GCP’s data catalog provides organizations with a unified search index of all their GCP project data assets. These data assets include text files, CSV files, datasets, tables, spreadsheets, views, and data streams.
The metadata of these assets—the asset name, description, and column definitions—is used by the data catalog to create and maintain what makes your data easier to discover.
The data catalog also holds metadata for assets maintained on other GCP services enabling users to easily retrieve details via its UI or API. Metadata is automatically created, updated or modified whenever you index or store an asset, update it in its source system, or tag it with the Data Catalog.

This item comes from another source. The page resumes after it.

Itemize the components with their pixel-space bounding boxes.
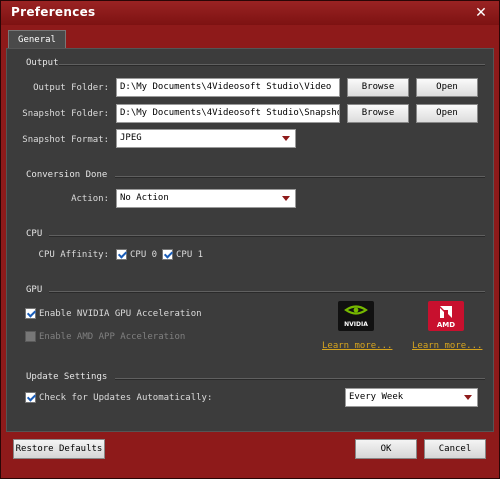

Limitations of BigQuery’s Data Catalog
When our clients first started using BigQuery, they were impressed with many of its features. However, once they got more experience with it, they noticed some limitations.
Buggy User Experience
Google's data catalog is a tool for managing and accessing large sets of structured data, such as product or customer information. It supports tagging, preserving descriptions, and multiple ownerships.

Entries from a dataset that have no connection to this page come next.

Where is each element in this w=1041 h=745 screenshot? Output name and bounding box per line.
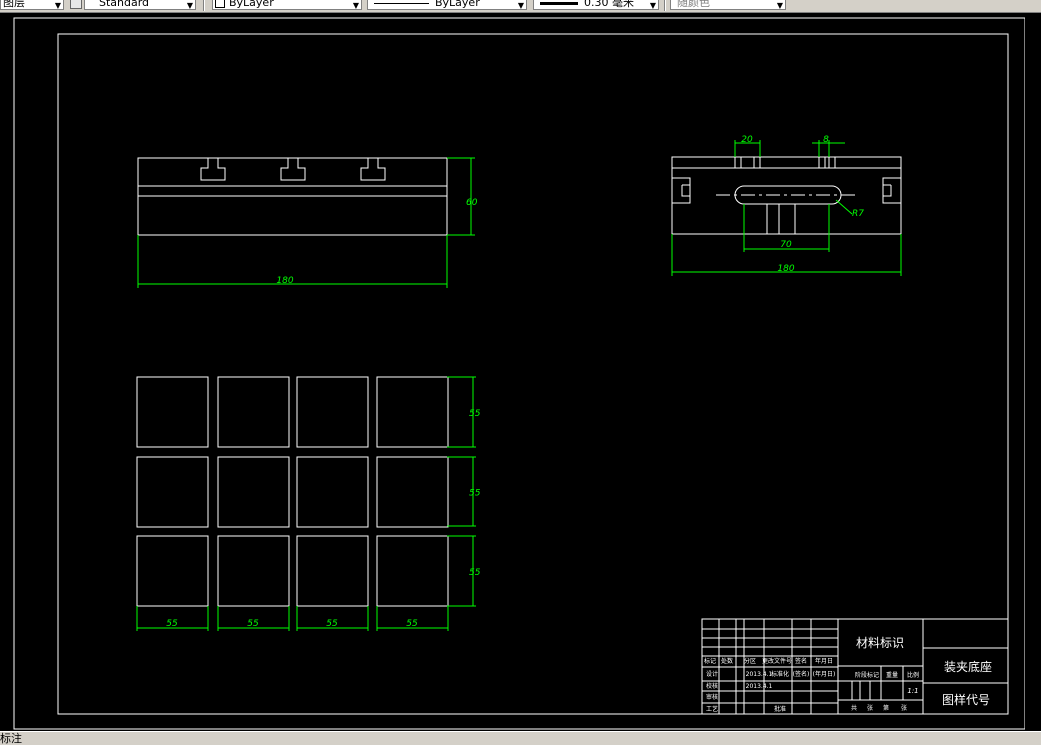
chevron-down-icon: ▼ <box>649 1 656 10</box>
material-label: 材料标识 <box>856 636 904 650</box>
plotstyle-dropdown[interactable]: 随颜色 ▼ <box>670 0 786 10</box>
tb-sheet-2: 第 <box>883 704 889 712</box>
properties-toolbar: 图层 ▼ Standard ▼ ByLayer ▼ ByLayer ▼ 0.30 毫米 ▼… <box>0 0 1041 13</box>
part-name: 装夹底座 <box>944 659 992 674</box>
dimensions <box>136 140 902 631</box>
pocket-0-2 <box>296 376 369 448</box>
top-row-dim-0: 55 <box>469 409 481 419</box>
side-dim-width: 180 <box>777 264 794 274</box>
weight-label: 重量 <box>886 671 898 679</box>
vertical-scrollbar-area <box>1025 13 1041 731</box>
side-dim-top-right: 8 <box>823 135 829 145</box>
text-style-icon[interactable] <box>70 0 82 9</box>
color-swatch-icon <box>215 0 225 8</box>
layer-dropdown[interactable]: 图层 ▼ <box>0 0 64 10</box>
drawing-code: 图样代号 <box>942 692 990 707</box>
linetype-dropdown[interactable]: ByLayer ▼ <box>367 0 527 10</box>
dimension-labels: 60 180 20 8 R7 70 180 55 55 55 55 55 55 55 <box>166 135 864 629</box>
top-row-dim-1: 55 <box>469 489 481 499</box>
command-line[interactable]: 标注 <box>0 731 1041 745</box>
tb-approver-0: 审核 <box>706 693 718 701</box>
drawing-sheet: 60 180 20 8 R7 70 180 55 55 55 55 55 55 55 材料标… <box>13 17 1026 730</box>
tb-header-5: 年月日 <box>815 657 833 665</box>
toolbar-separator <box>203 0 205 11</box>
pocket-1-1 <box>217 456 290 528</box>
chevron-down-icon: ▼ <box>352 1 359 10</box>
tb-designer-3: (签名) <box>793 670 810 678</box>
side-dim-radius: R7 <box>852 209 864 219</box>
linetype-sample-icon <box>374 2 429 4</box>
tb-process-1: 批准 <box>774 705 786 713</box>
text-style-dropdown[interactable]: Standard ▼ <box>84 0 196 10</box>
chevron-down-icon: ▼ <box>186 1 193 10</box>
tb-header-0: 标记 <box>704 657 716 665</box>
tb-process-0: 工艺 <box>706 705 718 713</box>
lineweight-sample-icon <box>540 1 578 5</box>
lineweight-value: 0.30 毫米 <box>584 0 634 9</box>
pocket-0-1 <box>217 376 290 448</box>
color-value: ByLayer <box>229 0 274 9</box>
chevron-down-icon: ▼ <box>776 1 783 10</box>
top-col-dim-0: 55 <box>166 619 178 629</box>
side-dim-top-left: 20 <box>741 135 753 145</box>
tb-designer-0: 设计 <box>706 670 718 678</box>
tb-header-1: 处数 <box>721 657 733 665</box>
text-style-value: Standard <box>99 0 150 9</box>
stage-label: 阶段标记 <box>855 671 879 679</box>
tb-designer-4: (年月日) <box>813 670 836 678</box>
chevron-down-icon: ▼ <box>54 1 61 10</box>
tb-checker-0: 校核 <box>706 682 718 690</box>
pocket-1-0 <box>136 456 209 528</box>
front-width-dim: 180 <box>276 276 293 286</box>
lineweight-dropdown[interactable]: 0.30 毫米 ▼ <box>533 0 659 10</box>
sheet-inner-frame <box>57 33 1009 715</box>
pocket-2-3 <box>376 535 449 607</box>
scale-label: 比例 <box>907 671 919 679</box>
tb-designer-1: 2013.4.1 <box>746 671 773 678</box>
tb-designer-2: 标准化 <box>771 670 789 678</box>
toolbar-separator <box>664 0 666 11</box>
tb-checker-1: 2013.4.1 <box>746 683 773 690</box>
top-view <box>136 376 449 607</box>
plotstyle-value: 随颜色 <box>677 0 710 9</box>
linetype-value: ByLayer <box>435 0 480 9</box>
drawing-canvas[interactable]: 60 180 20 8 R7 70 180 55 55 55 55 55 55 55 材料标… <box>0 13 1041 731</box>
pocket-1-3 <box>376 456 449 528</box>
tb-header-4: 签名 <box>795 657 807 665</box>
tb-sheet-1: 张 <box>867 704 873 712</box>
color-dropdown[interactable]: ByLayer ▼ <box>212 0 362 10</box>
chevron-down-icon: ▼ <box>517 1 524 10</box>
side-view <box>671 156 902 235</box>
front-view <box>137 157 448 236</box>
pocket-2-0 <box>136 535 209 607</box>
top-col-dim-1: 55 <box>247 619 259 629</box>
top-col-dim-3: 55 <box>406 619 418 629</box>
front-height-dim: 60 <box>466 198 478 208</box>
tb-sheet-3: 张 <box>901 704 907 712</box>
pocket-1-2 <box>296 456 369 528</box>
pocket-0-0 <box>136 376 209 448</box>
tb-sheet-0: 共 <box>851 704 857 712</box>
tb-header-2: 分区 <box>744 657 756 665</box>
side-dim-slot: 70 <box>780 240 792 250</box>
scale-value: 1:1 <box>907 687 918 695</box>
command-prompt-text: 标注 <box>0 732 22 745</box>
top-row-dim-2: 55 <box>469 568 481 578</box>
pocket-2-1 <box>217 535 290 607</box>
layer-dropdown-value: 图层 <box>3 0 25 9</box>
pocket-0-3 <box>376 376 449 448</box>
pocket-2-2 <box>296 535 369 607</box>
tb-header-3: 更改文件号 <box>762 657 792 665</box>
top-col-dim-2: 55 <box>326 619 338 629</box>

However, the user experience is reportedly poor. In comparison to certain other platforms, Google does not prioritize usability as much, and many users have encountered issues that hamper productivity.
Inability to List BigQuery Entries
On GDC, there are two ways to retrieve entries, one is search and the other is list entries. These are used to retrieve entries from a specific entry group that the user establishes. Since BigQuery's data catalog assets are not part of the entry group, it seems that there is no means to list them.
Simply put, querying https://datacatalog.googleapis.com/v1/projects/myproject/location/europe-west1/entryGroups/@bigquery/ will not list BigQuery entries.
Limited Tag Length
Tags make it easy to organize and assign a semantic meaning, data lineage, and other additional information to data assets. However, the tag can carry just 2000 bytes.
We noticed that users had to revisit the documentation each time they added new data and updated the metadata in order to reflect the changes. That can be particularly aggravating if you are heading a data team. It's difficult enough to get your data team to start documenting; adding another layer of difficulty means having to do it all over again. Even if you're taking precautions by regularly making backups of your data, it’s not an ideal experience.
The data catalog platform is designed to be used by data analysts, who can easily find and manipulate data in the cloud. However, if you want to use the platform for anything else—such as running a business off of its data—you're out of luck. The UI and API are difficult to work with, making it nearly impossible to onboard users, especially business users.
Aggua’s Data Catalog
Aggua was developed to be a centralized data management hub for teams whose architecture is based on BigQuery. It provides the key components you need to make the most out of your data. This includes cost, performance, popularity, and usage.
In order to facilitate better project collaboration between team members, our automated data catalog allows you to see all of your data in one location, and see how it is interconnected across platforms. Users can apply filters to data sets, or check for any items recommended by the platform. Aggua helps your teams find anything they need—jobs, dashboards, events, tables and views—all in one place.
Our platform's powerful modeling and testing capabilities will help your business confidently map out a data-driven strategy and be rest assured that all information is always accurate and up to date.
Additionally, you can rely on our usage monitoring tools to avoid overspending, enhance efficiency, and strictly implement governance principles.